If an employer puts a non-unionized employee on an indefinite administrative suspension with full pay but without explaining why, can this amount to a constructive dismissal? Yes, according to the Supreme Court of Canada in its recent decision of Potter v. New Brunswick Legal Aid Services Commission, 2015 SCC 10.

The Supreme Court’s decision in Potter is noteworthy for employers as it clarifies the common law tests for constructive dismissal, which, generally speaking, occurs when an employer shows it no longer intends to be bound by an employment contract but does not outright dismiss an employee. The Potterdecision also highlights the importance of acting in good faith when dealing with employees, a topic that has been the focus of other recent Supreme Court decisions (see Bashin v Hrynew, 2014 SCC 71).


The Legal Aid Services Commission hired Mr. Potter to act as Executive Director for a seven-year term. More than half way through the term, the parties discussed buying-out the remainder of Mr. Potter’s contract. Before a decision was made, Mr. Potter went on sick leave. Prior to Mr. Potter’s return and unbeknownst to him, the Commission’s Board of Directors recommended Mr. Potter be fired for cause. Simultaneously, the Commission notified Mr. Potter that he was not to return to work following his sick leave and was being suspended indefinitely with pay. The Commission then assigned Mr.

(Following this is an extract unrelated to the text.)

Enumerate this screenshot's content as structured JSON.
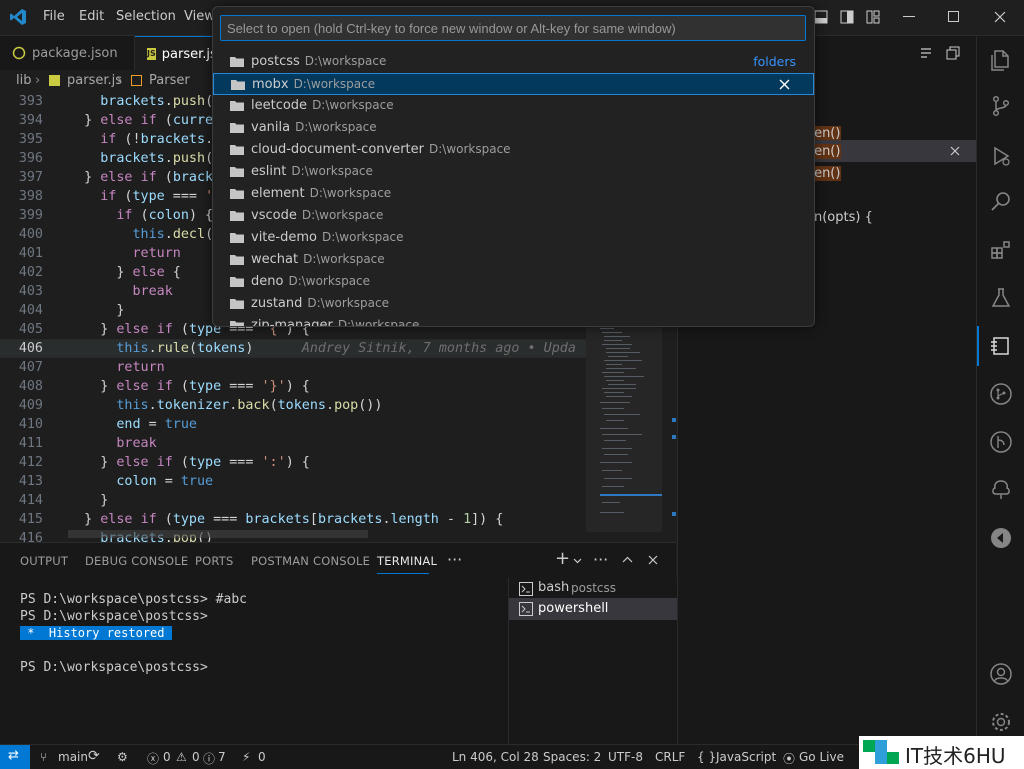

Potter’s duties to someone else.

In response, Mr. Potter sued the Commission claiming his indefinite suspension amounted to a constructive dismissal. In its defense, the Commission argued Mr. Potter’s commencement of legal proceedings amounted to a voluntary resignation. As such, the main question before the courts was whether Mr. Potter was constructively dismissed or whether he resigned. Both the New Brunswick Court of Queen’s Bench and the New Brunswick Court of Appeal agreed Mr. Potter resigned.

Ultimate Decision

On appeal, the Supreme Court of Canada reversed the decisions of the lower courts by concluding Mr. Potter had in fact been constructively dismissed. In reaching its conclusion, the Supreme Court reviewed the law of constructive dismissal and explained that a non-unionized employee is constructively dismissed if one of the following tests is satisfied:

  1. Single unilateral change: (a) The employer makes a unilateral change that breaches an express or implied term of the employment contract, and (b) this breach substantially alters an essential term of employment. To determine part (b), one must ask whether a reasonable person in the same situation as the employee would have believed that an essential term of employment was substantially changed.
  2. Series of acts: A course of conduct by the employer, rather than a single unilateral change, that shows the employer no longer intends to be bound by the employment contract.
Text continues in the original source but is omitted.